Jason wasn't interested in anything except the person sitting on the worn-out cement steps surrounding a cement pillar at the other end of the park. A statue had sat on top of it once, according to records, but it was lost to history now. Jason climbed the steps at an angle, moving around the people gathered there. Everyone ignored him, which Jason appreciated as he went to sit beside Quinton. The older man nodded faintly, the only greeting Quinton gave. Jason got comfortable, watching the crowds pass them by on the street, quads mingling to try to keep the peace on the Strykers Syndicate's orders.

They didn't speak right away. They didn't need to. The bond that linked them had been cut even deeper into their minds during the fight in Paris, a casualty of the merge. It had strengthened the psi link to such a degree that not even a Class I telepath would be able to sever it now. Jason's power hummed down the length of the bond when he used his microtelekinesis, needing Quinton's mind as a stabilizing anchor.

It wasn't going to be enough in the long run; they both knew it. The stronger the psion, the shorter the psion's life, and Jason knew he had only a couple years left if he was lucky. It was the trade-off for what he could do—reconstruct everyone else's life at the cost of his own.

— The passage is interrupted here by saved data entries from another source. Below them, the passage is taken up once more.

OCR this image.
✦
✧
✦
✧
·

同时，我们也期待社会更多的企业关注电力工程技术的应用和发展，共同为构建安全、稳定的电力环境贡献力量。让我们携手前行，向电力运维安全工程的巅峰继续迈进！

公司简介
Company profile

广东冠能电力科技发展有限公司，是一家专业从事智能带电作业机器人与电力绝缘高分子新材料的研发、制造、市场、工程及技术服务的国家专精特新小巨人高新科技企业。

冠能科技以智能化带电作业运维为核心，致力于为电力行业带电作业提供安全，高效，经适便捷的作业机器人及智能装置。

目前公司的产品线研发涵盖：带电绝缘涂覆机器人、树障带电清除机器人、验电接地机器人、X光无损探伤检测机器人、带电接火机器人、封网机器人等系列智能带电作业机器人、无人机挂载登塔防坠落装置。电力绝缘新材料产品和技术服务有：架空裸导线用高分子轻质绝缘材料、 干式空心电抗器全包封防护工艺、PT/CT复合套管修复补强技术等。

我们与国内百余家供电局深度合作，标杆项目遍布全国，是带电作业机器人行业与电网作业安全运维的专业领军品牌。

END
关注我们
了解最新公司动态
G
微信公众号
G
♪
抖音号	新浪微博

Despite the bond, the two couldn't read each other's mind or emotions, but they understood each other better now because of it. The antagonism that had been there months ago upon joining up for that fateful mission in the Slums of the Angels was gone, buried beneath shared experiences and shared grief.

“You have a headache,” Quinton said after a while, staring at the low skyline of London beyond the razed area where a palace once stood. It got turned into a night market over a century ago, and the cacophony of people coming out for an evening of street entertainment reached their ears.

“Same one from this morning,” Jason said. “I don't know how to block you from getting feedback.”

“It's fine.”

Gas hissed as it was released from the biotubes in Quinton's arms. He snapped his fingers, lighting it, letting the ball of fire grow to a decent size as it hovered in the air between them above their knees. The heat made the chill bearable, even if it made everyone else around them draw away out of fear, giving them space. Jason pulled a pack of cigarettes from his pocket and pried one out, lighting it off Quinton's fire.

People around them weren't discreet in the way they gave ground to the pair of psions sitting on the steps. Without uniforms anymore to distinguish psions from the rest of the population, everyone looked human. It was hard to see the differences now that the old laws no longer applied.

Quinton tilted his head back, staring up at the cloudy sky. Jason followed his gaze, blowing smoke up into the air. “Think any of them made it?”

“I don't know,” Quinton said, mouth thinning into a flat line. “I hope not.”

In the weeks since the nuclear destruction in Paris, the Strykers Syndicate had been focused on Earth, not the stars. If any of the space shuttles made it to the
Ark,
if the
Ark
made it out of cold-dock, maybe the people who fled had survived and were headed to Mars Colony. Maybe not. The Strykers Syndicate only had access to a few working satellites, and even those could only tell them so much. Most of the government's codes and knowledge had been lost when The Hague was half-destroyed and the Peace Palace burned to the ground.